L'hypothèse, à peine esquissée dans les écrits freudiens, de la douleur inconsciente, portant l'incise d'un conflit non perceptible jusqu'au moment de son coup d'éclat lancinant, semble ici se renverser. Ce qui a été retranché, à ce degré, ce serait la douleur effacée elle-même. – L'euphorie dangereuse de Turin, d'octobre à janvier, permet le déploiement de l'arbre nietzschéen, sa double syntaxe de pensée, à la fois cruauté des propositions et assurance sans cesse croissante de sa lutte de paix. Alternance qui laisse gagner celle-ci à la limite, et par cela dans une puissance d'affirmation incomparable, qui bouscule toutes les prudences et la hausse au degré suprême de l'outrance. En cela justement, à la hauteur de l'horreur qui attend le temps à venir, le siècle prochain qu'il raconte déjà.

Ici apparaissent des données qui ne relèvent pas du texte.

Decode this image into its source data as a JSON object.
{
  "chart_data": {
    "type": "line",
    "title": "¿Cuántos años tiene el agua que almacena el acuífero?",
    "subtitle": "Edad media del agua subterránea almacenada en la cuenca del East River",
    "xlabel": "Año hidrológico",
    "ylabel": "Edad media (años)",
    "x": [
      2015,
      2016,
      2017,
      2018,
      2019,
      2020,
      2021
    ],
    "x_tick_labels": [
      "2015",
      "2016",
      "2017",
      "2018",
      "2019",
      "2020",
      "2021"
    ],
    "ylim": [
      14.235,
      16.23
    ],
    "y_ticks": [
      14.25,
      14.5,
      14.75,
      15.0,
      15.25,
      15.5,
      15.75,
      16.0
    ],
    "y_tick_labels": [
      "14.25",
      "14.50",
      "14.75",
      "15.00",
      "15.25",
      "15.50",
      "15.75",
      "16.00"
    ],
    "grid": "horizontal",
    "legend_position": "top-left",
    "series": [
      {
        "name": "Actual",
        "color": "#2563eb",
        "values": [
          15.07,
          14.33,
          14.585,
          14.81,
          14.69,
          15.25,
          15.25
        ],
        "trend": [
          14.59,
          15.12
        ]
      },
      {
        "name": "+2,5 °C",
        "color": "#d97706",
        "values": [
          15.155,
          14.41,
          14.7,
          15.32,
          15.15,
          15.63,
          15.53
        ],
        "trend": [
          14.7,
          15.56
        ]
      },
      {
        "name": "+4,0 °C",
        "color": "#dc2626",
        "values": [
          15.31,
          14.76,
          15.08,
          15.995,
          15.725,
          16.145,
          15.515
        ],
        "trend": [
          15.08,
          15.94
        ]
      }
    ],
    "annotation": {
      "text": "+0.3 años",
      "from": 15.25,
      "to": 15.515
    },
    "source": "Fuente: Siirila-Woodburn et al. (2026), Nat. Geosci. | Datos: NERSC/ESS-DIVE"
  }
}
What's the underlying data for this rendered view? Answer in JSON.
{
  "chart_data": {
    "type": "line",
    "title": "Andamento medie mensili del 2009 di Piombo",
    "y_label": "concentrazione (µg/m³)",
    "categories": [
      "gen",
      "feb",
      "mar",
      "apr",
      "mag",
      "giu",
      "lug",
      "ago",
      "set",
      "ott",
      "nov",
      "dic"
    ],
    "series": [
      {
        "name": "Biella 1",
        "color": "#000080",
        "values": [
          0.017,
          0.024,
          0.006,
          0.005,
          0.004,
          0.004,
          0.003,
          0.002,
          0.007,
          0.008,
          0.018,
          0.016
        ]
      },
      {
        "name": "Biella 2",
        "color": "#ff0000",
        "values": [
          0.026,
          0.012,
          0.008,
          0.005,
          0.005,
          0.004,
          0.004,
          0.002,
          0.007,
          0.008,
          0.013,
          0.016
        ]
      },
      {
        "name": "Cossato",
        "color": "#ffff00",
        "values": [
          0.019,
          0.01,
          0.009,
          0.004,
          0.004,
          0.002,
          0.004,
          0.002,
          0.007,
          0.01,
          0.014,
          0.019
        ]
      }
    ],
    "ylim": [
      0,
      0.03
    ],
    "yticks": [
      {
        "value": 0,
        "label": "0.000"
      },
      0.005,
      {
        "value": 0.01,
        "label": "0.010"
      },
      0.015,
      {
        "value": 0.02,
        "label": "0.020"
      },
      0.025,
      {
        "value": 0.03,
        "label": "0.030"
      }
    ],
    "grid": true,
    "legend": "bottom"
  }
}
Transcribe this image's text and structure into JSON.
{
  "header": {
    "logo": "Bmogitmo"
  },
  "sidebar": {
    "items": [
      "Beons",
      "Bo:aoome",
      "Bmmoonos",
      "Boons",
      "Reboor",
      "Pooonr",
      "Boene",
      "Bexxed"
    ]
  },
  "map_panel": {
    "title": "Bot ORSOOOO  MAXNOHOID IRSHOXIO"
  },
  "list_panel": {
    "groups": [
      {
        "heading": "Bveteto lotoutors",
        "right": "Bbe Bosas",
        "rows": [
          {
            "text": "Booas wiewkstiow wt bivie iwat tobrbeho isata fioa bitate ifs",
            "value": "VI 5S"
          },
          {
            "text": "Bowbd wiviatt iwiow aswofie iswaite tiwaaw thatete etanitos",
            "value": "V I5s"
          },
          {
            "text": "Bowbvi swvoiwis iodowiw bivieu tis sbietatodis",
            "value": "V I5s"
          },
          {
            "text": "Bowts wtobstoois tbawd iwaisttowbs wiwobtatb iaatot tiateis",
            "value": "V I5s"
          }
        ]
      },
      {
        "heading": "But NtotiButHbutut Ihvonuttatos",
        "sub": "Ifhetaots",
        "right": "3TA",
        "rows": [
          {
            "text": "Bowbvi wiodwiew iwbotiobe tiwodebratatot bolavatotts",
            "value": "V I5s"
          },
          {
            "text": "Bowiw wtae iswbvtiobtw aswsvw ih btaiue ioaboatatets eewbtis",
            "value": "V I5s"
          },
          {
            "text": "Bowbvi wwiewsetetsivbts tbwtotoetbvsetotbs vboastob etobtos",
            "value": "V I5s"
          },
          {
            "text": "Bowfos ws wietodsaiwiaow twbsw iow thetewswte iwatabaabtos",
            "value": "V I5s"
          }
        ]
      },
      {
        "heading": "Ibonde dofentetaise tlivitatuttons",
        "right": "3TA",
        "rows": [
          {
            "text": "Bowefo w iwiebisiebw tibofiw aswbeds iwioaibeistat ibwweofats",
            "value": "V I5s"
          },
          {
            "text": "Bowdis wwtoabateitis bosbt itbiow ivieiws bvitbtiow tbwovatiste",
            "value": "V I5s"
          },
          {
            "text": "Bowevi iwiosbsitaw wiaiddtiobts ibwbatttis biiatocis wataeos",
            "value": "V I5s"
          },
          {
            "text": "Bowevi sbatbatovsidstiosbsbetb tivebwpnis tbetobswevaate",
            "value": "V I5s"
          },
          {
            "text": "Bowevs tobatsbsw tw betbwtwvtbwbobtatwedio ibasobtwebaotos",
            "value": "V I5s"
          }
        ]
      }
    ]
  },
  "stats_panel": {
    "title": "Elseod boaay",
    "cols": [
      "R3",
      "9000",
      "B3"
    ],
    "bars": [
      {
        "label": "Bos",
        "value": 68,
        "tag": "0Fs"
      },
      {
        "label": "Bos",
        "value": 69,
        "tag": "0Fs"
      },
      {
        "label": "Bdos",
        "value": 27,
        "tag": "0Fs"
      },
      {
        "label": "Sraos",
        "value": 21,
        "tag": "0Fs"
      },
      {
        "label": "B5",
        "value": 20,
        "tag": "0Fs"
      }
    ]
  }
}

Nous croyons entendre dans cette solitude nietzschéenne habitée par l'extase aphroditéenne, le dialogue charnel accompli entre Scève et sa Délie – son « Idée » – au temps de la Renaissance lyonnaise :
L'heur de mon mal enflammant le désir
Fit distiller deux cœurs en un devoir
Dont l'un est vif pour le doux déplaisir
Qui fait que Mort tient l'autre en son pouvoir...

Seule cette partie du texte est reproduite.